The regency itself has no airport. The closest airports however are Sultan Aji Muhammad Sulaiman Sepinggan International Airport in Balikpapan and Aji Pangeran Tumenggung Pranoto International Airport in Samarinda, both are international airports. There are bus routes served by Perum DAMRI to Balikpapan, Samarinda, and town of Tanah Grogot. The regency's main bus terminal located on town of Penajam.
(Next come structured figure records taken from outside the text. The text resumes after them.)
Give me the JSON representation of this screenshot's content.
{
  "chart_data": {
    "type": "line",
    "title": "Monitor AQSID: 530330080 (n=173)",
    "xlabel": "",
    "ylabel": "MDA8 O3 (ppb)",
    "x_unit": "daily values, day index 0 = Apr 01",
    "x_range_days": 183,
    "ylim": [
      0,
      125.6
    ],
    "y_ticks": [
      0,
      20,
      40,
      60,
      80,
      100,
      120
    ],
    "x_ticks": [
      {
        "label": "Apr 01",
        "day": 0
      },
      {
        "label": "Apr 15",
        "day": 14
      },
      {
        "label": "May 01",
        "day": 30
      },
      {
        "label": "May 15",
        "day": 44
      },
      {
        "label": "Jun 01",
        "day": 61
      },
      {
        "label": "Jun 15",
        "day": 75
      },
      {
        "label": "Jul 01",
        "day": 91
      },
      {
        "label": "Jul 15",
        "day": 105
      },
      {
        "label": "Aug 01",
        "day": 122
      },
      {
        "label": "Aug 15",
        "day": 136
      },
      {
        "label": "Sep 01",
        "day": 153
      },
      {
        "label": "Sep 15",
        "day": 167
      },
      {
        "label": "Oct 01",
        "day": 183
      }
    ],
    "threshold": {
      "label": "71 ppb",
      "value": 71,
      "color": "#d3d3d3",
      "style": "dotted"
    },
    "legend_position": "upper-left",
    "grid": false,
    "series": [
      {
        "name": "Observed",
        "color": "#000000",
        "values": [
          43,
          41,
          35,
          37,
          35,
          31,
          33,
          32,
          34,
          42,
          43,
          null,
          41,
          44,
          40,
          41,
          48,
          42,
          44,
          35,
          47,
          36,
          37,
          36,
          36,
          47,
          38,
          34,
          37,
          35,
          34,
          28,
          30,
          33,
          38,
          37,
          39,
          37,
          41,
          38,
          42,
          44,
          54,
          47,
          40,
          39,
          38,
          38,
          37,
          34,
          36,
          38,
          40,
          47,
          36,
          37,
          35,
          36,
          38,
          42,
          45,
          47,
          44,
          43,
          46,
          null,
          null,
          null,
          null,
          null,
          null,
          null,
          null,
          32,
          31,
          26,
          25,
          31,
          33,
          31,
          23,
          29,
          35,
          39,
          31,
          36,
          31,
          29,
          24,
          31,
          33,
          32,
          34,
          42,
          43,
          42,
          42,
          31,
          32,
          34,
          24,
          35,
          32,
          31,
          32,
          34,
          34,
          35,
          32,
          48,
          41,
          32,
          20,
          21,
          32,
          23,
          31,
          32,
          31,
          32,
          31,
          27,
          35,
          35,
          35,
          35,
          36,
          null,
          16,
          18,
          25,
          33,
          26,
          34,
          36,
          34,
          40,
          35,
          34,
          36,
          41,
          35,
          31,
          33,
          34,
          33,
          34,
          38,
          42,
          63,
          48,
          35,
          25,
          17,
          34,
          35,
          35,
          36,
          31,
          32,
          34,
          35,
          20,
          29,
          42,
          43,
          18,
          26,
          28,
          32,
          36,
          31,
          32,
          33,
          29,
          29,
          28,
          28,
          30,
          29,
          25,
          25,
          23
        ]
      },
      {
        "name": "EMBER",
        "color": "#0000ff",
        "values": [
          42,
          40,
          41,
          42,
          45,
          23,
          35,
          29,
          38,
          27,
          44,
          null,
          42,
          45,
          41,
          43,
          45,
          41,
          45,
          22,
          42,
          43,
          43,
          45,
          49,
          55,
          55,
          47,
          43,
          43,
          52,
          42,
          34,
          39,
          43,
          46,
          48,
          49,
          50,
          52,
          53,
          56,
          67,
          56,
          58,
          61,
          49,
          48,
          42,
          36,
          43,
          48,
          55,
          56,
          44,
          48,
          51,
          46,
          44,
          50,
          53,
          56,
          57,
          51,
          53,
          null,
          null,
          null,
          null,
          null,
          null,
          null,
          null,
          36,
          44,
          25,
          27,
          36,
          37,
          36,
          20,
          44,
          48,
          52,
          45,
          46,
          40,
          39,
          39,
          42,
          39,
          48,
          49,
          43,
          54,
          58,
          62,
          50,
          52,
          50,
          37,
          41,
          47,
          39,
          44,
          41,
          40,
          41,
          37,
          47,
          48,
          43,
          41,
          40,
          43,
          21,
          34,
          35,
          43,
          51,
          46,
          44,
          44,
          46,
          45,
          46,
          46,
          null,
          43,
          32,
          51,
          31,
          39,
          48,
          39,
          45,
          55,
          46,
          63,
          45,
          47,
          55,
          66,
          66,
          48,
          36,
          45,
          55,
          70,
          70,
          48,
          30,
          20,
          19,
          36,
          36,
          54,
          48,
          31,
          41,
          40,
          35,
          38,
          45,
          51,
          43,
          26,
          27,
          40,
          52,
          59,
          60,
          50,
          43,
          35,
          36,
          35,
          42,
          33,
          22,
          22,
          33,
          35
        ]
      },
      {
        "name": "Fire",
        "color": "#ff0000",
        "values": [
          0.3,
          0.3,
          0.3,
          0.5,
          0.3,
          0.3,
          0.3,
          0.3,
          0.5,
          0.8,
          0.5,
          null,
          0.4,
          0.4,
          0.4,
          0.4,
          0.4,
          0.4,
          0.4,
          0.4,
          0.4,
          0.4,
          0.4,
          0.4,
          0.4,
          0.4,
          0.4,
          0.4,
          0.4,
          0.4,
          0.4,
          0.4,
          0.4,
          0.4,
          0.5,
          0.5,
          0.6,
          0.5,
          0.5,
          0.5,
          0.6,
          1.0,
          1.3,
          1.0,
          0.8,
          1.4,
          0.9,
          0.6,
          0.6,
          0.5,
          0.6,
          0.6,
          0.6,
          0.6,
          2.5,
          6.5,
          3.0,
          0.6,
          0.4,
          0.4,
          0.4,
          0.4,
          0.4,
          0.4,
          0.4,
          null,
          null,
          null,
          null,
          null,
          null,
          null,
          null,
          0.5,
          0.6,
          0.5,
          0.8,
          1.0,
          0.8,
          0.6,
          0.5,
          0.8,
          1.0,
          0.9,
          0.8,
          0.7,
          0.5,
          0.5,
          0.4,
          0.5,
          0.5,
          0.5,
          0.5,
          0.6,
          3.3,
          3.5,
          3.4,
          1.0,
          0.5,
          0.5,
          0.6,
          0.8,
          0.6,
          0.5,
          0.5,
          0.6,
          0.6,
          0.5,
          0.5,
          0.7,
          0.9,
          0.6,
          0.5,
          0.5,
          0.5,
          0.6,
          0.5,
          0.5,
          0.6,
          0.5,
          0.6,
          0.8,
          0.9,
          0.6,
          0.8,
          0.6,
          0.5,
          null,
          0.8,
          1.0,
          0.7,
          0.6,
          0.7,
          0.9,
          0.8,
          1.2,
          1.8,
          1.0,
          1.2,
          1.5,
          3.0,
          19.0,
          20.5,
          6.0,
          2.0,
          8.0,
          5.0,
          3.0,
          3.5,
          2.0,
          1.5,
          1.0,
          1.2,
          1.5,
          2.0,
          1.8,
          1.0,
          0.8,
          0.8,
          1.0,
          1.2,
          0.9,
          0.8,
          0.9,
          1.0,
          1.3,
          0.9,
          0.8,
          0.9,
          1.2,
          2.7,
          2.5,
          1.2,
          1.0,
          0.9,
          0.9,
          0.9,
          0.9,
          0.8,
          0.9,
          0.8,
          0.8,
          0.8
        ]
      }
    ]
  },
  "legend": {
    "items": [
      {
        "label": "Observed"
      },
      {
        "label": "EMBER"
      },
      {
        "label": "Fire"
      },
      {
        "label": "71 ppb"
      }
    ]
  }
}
As with other places in Indonesia, there are angkot around the regency especially in the town of Penajam. Other than that, the regency also has presence of online ride-hailing services. The online ride-hailing services are available in Penajam, Waru, and Babulu districts.

=== Others ===
The regency has total 523 mosques, 48 Protestant churches, and 9 Catholic churches. The regency has regional library operated by regency government, located in town of Penajam. It is a relatively new library, built on late 2021. There are total 132 base transceiver station in the regency as of 2021 to support communication in the region, most of which are operated by private companies.

There's one sport stadium located in town of Penajam, named Benuo Taka Stadium.